I had exactly this question - is this a 'market basket' measure?
And as usual, I would restrict the term 'inflation' for change in the value of a currency. Price increases for goods or services, or categories of same, or sectors of the economy are just price increases. Seems I'm fighting a losing battle on this, though. If I were czar, I would decree that price measures be coded, the way unemployment measures are designated as U1 - U6.
It would mean that it does not matter for the result if knee surgeries are used a lot or only a little.
It's hard to imagine the powers that be who produce the number for US healthcare inflation are that incompetent. If an orphan drug used by 70 patients in the whole country decreases in price by 5%, that surely isn't given as much weight in the calculation as a procedure—say, a colonoscopy—accessed by 4 million.
There is a difference between the COST of healthcare (which is measured by simple addition of all expenditures) and the PRICES of the various services.
Cost may rise without any price increase if only because the population grows.
No, of course not. All ‘market basket’ measures of prices are weighted measures; the weights being determined by the proportion of spending represented by that item or class of items.
Also, what azumbrunn says.
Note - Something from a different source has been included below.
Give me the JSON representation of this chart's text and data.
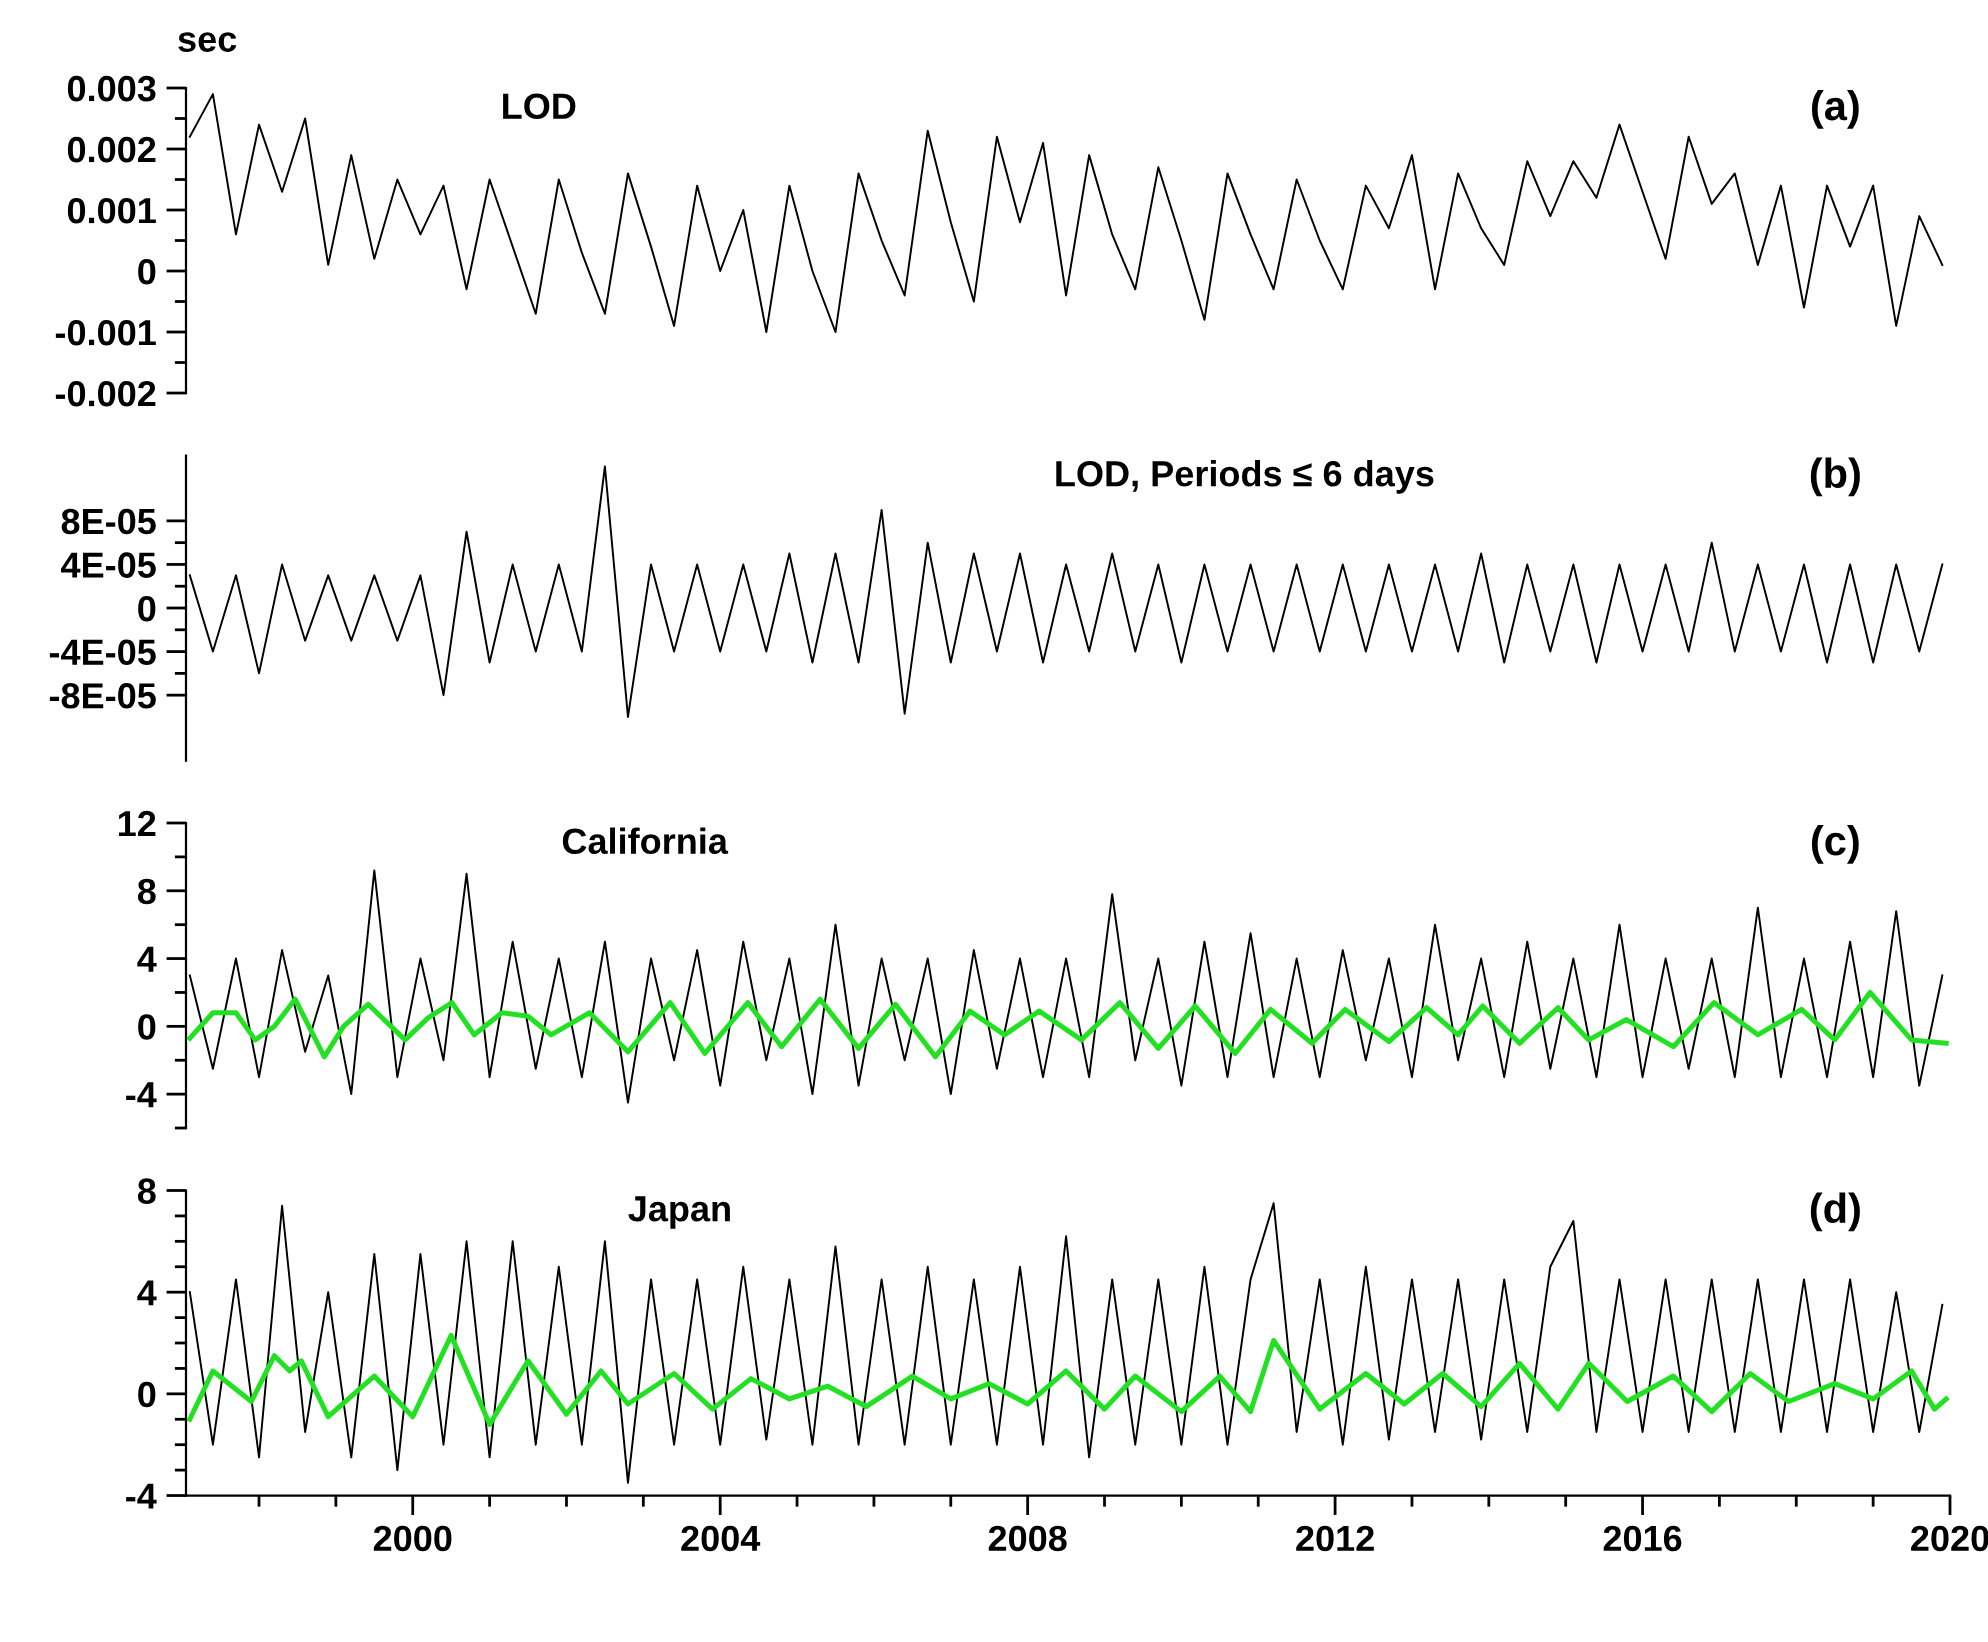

Total healthcare cost is price x number of purchases, summed over all goods and services in the category ‘healthcare’. Price increases increase total cost, other things remaining unchanged; and more services rendered increase total cost, even if prices don’t change.
I'm aware of the difference between price increases and total costs. I'm not why that is relevant to this discussion of the former.
Ah. Because the composition of the ‘market basket’ stays stable for long-ish periods, so that YoY comparisons are valid. But looking back at Kevin’s post, I think he was rather careless in his use of ‘cost’ and ‘price’. I think where he uses ‘cost’, he should have written ‘healthcare price index’. And one sector cannot ‘inflate’.